HBO’s Michael Jackson Abuse Documentary “Leaving Neverland” a Must-See


Caleb Pendleton , Op-Ed Editor

HBO’s recent documentary called “Leaving Neverland” reignited the accusation of Michael Jackson molesting children. Wade Robson and James Safechuck have come forward, confessing molestation claims against the deceased singer. In this four-hour documentary, told in two parts and directed by Dan Reed, both victims go into horrific detail about how they both were abused in all sorts of ways by Michael Jackson as kids.

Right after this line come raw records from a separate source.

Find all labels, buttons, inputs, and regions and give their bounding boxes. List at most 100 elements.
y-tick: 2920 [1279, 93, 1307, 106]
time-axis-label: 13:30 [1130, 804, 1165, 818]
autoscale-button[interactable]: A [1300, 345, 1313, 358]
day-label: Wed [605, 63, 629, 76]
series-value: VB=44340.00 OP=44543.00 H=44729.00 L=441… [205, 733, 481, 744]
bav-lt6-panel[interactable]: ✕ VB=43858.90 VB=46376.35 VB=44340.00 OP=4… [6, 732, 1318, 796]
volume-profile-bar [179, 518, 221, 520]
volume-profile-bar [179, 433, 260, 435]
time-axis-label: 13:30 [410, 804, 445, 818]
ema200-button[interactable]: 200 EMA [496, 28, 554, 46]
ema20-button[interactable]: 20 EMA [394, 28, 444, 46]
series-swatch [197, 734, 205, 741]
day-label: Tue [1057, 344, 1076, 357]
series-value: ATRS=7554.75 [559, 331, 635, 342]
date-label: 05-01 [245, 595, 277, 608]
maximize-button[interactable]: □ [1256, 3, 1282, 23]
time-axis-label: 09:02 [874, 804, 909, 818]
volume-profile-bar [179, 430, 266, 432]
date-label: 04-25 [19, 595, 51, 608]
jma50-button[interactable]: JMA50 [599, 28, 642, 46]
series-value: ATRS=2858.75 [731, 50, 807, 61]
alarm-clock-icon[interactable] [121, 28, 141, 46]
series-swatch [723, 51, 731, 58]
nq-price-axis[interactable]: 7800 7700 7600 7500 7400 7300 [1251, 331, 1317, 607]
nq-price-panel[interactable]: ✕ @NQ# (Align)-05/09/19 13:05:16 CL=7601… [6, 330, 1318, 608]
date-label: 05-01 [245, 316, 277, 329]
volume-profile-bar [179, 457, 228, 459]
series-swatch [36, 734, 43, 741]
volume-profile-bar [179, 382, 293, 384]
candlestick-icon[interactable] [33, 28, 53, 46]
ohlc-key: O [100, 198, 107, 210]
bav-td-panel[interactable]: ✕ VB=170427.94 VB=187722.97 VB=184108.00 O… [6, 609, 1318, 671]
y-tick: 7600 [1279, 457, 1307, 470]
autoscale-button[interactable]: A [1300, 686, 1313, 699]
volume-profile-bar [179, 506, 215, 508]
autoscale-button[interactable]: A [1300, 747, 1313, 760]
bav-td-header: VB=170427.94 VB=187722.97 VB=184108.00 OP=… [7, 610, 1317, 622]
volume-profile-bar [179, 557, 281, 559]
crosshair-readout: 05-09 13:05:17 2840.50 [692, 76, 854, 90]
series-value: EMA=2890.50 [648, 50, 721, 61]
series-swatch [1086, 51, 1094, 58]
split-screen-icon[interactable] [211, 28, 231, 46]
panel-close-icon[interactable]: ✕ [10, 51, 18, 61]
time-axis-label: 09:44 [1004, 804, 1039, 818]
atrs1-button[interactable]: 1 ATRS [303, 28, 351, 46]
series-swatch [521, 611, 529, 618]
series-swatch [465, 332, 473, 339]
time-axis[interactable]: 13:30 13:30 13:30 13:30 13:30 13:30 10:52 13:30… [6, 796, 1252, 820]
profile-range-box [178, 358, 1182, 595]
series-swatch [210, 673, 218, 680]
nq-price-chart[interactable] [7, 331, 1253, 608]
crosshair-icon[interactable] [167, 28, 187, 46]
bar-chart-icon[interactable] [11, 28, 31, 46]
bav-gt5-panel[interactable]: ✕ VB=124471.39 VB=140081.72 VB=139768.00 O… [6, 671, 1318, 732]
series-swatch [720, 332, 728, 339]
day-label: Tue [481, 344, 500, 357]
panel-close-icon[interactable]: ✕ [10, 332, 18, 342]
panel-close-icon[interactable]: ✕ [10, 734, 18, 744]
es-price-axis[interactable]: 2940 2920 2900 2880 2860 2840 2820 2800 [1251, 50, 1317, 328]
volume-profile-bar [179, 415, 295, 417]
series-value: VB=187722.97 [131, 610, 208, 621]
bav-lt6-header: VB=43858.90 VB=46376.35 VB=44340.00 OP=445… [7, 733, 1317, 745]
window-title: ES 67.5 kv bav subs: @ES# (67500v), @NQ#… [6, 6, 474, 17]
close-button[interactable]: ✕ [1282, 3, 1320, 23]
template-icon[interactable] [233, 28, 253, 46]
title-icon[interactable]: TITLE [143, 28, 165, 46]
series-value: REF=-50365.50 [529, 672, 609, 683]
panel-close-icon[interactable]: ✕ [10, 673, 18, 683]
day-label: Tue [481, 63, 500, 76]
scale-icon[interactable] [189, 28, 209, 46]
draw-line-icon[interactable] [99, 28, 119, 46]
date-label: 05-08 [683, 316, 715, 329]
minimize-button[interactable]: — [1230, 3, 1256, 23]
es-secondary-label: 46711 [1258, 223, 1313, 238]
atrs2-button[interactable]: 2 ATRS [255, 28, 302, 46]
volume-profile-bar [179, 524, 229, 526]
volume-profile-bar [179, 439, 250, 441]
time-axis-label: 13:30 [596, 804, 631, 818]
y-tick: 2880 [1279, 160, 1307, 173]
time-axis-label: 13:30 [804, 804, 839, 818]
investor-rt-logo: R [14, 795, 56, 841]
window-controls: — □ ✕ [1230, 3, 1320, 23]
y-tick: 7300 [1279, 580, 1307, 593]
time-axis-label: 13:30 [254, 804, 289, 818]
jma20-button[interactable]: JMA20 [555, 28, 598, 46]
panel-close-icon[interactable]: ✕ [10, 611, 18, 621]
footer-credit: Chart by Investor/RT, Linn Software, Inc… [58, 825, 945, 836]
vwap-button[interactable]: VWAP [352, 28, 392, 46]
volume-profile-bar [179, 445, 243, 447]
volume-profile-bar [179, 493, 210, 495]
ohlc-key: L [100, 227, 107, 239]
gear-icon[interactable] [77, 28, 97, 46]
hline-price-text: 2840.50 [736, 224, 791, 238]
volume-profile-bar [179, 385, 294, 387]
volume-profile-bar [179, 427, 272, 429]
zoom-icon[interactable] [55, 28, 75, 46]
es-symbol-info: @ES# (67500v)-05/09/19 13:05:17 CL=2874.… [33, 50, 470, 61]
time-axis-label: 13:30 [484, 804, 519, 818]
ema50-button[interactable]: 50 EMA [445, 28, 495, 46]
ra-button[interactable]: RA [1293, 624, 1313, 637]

Safechuck got to know Michael while filming a commercial for Pepsi with him while Robson won a competition for being a Michael Jackson impersonator. Robson said that the abuse started when he was seven-years-old and said Michael Jackson would “perform sex acts with and in front of the kids.” Michael Jackson had supposedly told the kids that they could never tell anyone what was happening or they will be pulled apart and go to jail for the rest of their lives. The movement to clear Jackson’s name has existed since he was first accused of molestation in 1993 (the case was later settled out of court for $23m), but it has become increasingly vocal since Leaving Neverland was announced in January, re-sparking the accusations with horrific scenes of testimonies from two alleged former victims. The Jackson family calls the documentary a “public lynching”, citing concerns over the credibility of Robson and Safechuck, both of whom previously testified that Jackson never abused them. They now say they felt pressured into supporting the singer.

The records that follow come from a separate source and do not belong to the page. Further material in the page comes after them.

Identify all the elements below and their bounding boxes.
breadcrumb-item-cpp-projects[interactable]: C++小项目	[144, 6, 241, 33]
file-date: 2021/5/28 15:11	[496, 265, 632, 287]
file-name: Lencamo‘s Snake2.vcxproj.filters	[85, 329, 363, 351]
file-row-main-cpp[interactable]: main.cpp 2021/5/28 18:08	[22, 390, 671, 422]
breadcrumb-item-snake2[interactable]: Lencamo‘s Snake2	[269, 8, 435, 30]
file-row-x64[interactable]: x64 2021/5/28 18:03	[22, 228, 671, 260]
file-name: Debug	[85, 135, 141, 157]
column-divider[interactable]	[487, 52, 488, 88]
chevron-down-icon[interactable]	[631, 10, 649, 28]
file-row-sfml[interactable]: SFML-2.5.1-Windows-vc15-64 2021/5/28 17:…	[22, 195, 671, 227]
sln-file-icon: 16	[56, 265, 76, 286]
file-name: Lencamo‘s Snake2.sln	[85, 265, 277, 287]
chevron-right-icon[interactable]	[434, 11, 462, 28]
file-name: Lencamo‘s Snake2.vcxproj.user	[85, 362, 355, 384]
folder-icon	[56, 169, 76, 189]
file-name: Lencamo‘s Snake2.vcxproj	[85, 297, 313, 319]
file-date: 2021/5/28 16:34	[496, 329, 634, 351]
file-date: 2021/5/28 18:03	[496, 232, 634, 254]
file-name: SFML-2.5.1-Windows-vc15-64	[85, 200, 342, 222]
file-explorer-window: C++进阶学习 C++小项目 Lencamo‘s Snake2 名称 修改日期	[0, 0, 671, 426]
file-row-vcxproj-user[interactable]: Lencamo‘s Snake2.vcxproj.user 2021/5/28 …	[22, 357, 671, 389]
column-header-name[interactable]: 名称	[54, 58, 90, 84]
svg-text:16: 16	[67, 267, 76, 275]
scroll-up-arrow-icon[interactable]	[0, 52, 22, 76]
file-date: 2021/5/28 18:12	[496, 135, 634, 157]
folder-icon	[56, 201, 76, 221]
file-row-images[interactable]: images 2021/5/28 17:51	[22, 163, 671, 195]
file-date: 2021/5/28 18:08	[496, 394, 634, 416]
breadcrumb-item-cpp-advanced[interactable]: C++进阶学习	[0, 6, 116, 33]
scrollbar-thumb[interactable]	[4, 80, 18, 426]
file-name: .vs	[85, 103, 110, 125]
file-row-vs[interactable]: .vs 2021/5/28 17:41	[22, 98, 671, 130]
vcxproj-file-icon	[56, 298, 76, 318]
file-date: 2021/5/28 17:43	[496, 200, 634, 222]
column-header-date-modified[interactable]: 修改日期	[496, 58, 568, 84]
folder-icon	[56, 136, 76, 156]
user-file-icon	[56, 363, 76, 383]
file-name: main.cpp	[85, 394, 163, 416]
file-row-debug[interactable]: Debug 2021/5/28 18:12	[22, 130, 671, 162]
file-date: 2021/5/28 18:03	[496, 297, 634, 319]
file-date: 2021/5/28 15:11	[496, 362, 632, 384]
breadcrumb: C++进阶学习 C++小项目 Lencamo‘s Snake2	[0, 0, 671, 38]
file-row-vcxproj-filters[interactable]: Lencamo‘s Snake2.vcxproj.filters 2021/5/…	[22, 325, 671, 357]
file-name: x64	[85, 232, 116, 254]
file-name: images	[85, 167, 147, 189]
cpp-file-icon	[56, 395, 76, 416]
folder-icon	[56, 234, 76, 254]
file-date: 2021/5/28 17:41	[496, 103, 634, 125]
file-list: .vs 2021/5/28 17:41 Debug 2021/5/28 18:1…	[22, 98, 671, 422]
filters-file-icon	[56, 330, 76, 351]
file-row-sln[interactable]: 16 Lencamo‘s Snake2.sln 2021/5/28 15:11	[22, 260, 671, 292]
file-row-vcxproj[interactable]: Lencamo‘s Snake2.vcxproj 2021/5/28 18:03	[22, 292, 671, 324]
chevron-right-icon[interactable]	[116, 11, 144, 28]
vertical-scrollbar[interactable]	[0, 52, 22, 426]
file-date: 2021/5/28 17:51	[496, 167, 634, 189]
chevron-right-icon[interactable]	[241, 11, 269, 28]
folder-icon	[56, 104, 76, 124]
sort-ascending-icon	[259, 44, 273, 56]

Jackson’s ranch is called “Neverland” after the famous Peter Pan and Jack never growing up.  Even the parents of the men who have accused Michael Jackson of molestation thought he was like a son just because of his childish actions. He had an amusement park on his Neverland Lawn with chimpanzees, rides, stands and all sorts of things to make a fun time for kids. HBO has been sued for 100 million dollars by the Michael Jackson Estate for damage against Michael Jackson’s name. The film has put Jackson’s empire that is worth up to 2 billion dollars into jeopardy. They also note that both Robson and Safechuck have been unsuccessful in their attempts to sue the Jackson estate – although both men’s cases are now on appeal.

Oprah Winfrey, another sexual abuse survivor, interviewed Robson, Reed, and Safechuck  in front of 100 other survivors of sexual abuse. Oprah Winfrey quoted that Reed was “able to illustrate in these four hours what I’ve tried to explain in 217,” (217 of her shows that talk about this topic). This just shows how detailed these men went into showing what happened with Michael Jackson and the reality of surviving sexual abuse.